More than 30 months since the pandemic began, COVID is still with us. While (from a jobs point-of-view) its biggest economic shock waves have subsided, some of its effects still linger. Here’s what Washington’s jobs picture looks like now — and a lesson we can learn from the public policy response to the pandemic.
Unemployment continues to decline
Washington’s seasonally adjusted unemployment rate fell to 3.7 percent in July, eclipsing its Feb. 2020/pre-COVID low of 3.9 percent. Nearly all of the state’s major metropolitan areas have followed a similar trend — and the state’s underemployment rate (which includes discouraged, marginally attached, and involuntary part-time workers) is now just half a percentage point above its pre-COVID level.
The jobs deficit is shrinking
In other good news, Washington’s job growth has been strong enough to not only gain ground on pandemic-related job losses, but also to absorb much of the increase in the state’s working age population (age 18-64) since the pandemic began. The state’s COVID jobs deficit — which accounts for both factors — stands at 8,156 in July. While that’s an increase from June (when the gap was just 4,968) it’s still possible the jobs deficit could be entirely erased by year’s end.
Looking at jobs alone, Washington first exceeded its pre-COVID total back in April — but by just 4,000 jobs. While the pace of job growth has been somewhat flatter since, July’s numbers put the state at 14,400 more jobs overall than in Feb. 2020. That counts as real progress.
The local picture is more nuanced. While Seattle is the state’s largest jobs market, as of July it is still 12,500 jobs shy of its pre-COVID jobs total — though to be fair, it also had far more ground to make up than other localities. Other areas which haven’t yet fully recovered all jobs include: Tacoma (-1100), Mt. Vernon (-2700), Bellingham (-2800), and Bremerton (-2900). Meanwhile, Wenatchee stands exactly at the breakeven point (having recouped jobs lost, but with no net gains so far), and a handful of metro areas have posted net increases, including: Yakima (+700), Longview (+1500), Olympia (+2300), Kennewick (+3200), and Spokane (+6300).
Sectors driving (and lagging) job growth
The sectors leading job growth in Washington (measured by net employment change since February 2020) are: Information (+23,700/+15.9 percent), Professional, Scientific, and Technical Services (+22,500/+10.2%), Construction (+14,000/+6.3 percent), and Admin. and Waste Mgmt. Services (+12,900/+7.2%). These same sectors have also largely returned their pre-COVID pace of job growth.
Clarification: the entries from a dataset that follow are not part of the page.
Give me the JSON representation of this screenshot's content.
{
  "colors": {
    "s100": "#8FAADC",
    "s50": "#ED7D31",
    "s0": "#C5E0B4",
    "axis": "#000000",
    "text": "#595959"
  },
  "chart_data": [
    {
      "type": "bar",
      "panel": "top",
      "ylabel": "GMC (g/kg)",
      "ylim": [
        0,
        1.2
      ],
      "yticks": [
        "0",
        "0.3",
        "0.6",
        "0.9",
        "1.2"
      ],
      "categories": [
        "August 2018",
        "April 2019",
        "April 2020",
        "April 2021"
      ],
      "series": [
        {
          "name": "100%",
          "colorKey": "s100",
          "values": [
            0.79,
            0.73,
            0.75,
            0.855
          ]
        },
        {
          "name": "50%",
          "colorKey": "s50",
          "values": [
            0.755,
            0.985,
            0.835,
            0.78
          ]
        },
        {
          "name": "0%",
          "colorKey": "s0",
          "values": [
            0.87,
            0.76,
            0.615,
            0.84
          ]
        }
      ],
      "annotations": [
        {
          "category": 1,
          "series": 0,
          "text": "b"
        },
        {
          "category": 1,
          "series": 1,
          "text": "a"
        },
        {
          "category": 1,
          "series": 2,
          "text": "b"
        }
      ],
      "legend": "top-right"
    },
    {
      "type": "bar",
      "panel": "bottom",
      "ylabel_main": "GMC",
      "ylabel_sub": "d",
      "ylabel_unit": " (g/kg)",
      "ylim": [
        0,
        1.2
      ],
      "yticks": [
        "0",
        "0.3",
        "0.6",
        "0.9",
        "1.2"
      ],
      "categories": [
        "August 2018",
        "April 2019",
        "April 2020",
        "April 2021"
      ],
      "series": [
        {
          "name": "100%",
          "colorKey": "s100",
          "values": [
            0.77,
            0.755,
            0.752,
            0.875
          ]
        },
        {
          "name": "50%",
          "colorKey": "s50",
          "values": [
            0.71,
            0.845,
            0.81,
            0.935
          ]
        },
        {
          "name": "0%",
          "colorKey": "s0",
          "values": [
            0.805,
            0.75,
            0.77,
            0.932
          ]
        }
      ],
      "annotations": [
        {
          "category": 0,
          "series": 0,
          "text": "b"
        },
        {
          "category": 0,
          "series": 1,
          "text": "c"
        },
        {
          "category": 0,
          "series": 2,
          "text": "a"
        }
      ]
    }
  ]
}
In the middle of the pack are: Retail Trade (+4800/+1.2%), Health Care and Social Assistance (+2800/+0.6%), and Wholesale Trade (+2800/+2.1%). With the exception of Wholesale Trade, the pace of growth in these sectors has not returned to pre-COVID levels.
The sectors which are most lagging include: Accommodation and Food Services (-10,800/-3.7%) State Government (-12,800/-8.5%), Local Government (-13,900/-3.8%), Other Services (-14,100/-10.6%), and Manufacturing (-21,000/-7.2%). With the exception of Accommodation and Food Services (which is showing strong job growth), these sectors are either continuing a period of pre-COVID decline, or the pace of job growth is significantly slower than in other sectors.
Another way to look at Washington’s jobs picture is by total job composition among the same 12 largest job sectors. Measured this way, job growth or decline is now largely tracking with pre-pandemic (end of Great Recession to start of COVID pandemic) trajectories. The only significant exception is Accommodation and Food Services, which was the sector perhaps most deeply impacted by the pandemic.
Jobs recovery was not automatic
The COVID-19 pandemic has touched nearly every facet of people’s lives — and at its height, dramatically altered the shape and scope of Washington’s economy. But absent strong federal, state, and local public policy choices meant to support workers, families, and businesses, we almost certainly wouldn’t have the jobs recovery we do today.
By putting billions of dollars in workers’ collective pockets — and providing billions more in loans (many of which became grants) to businesses, direct federal aid sustained our economy at a time when the bottom was quite literally falling out of the jobs market. Because workers had the means to buy, businesses had customers and could keep their doors open. Eviction protections for renters, assistance with childcare, and hazard pay for workers on the front lines are just a few of the many other policy and spending choices that helped protect all of us from the worst economic effects of the pandemic. (And of course, federal leadership enabled development of the COVID vaccines we have today.)
While the jobs landscape has improved greatly over the past 12 months, in many of the state’s largest sectors, it remains to be seen what, or whether this, is the new “normal”. If there’s a single lesson we can draw from our experience thus far, it’s this: public policy decisions (and public investments) made by our lawmakers are a powerful tool for shaping our economy and our communities for the better — and we shouldn’t wait for a crisis to act on that.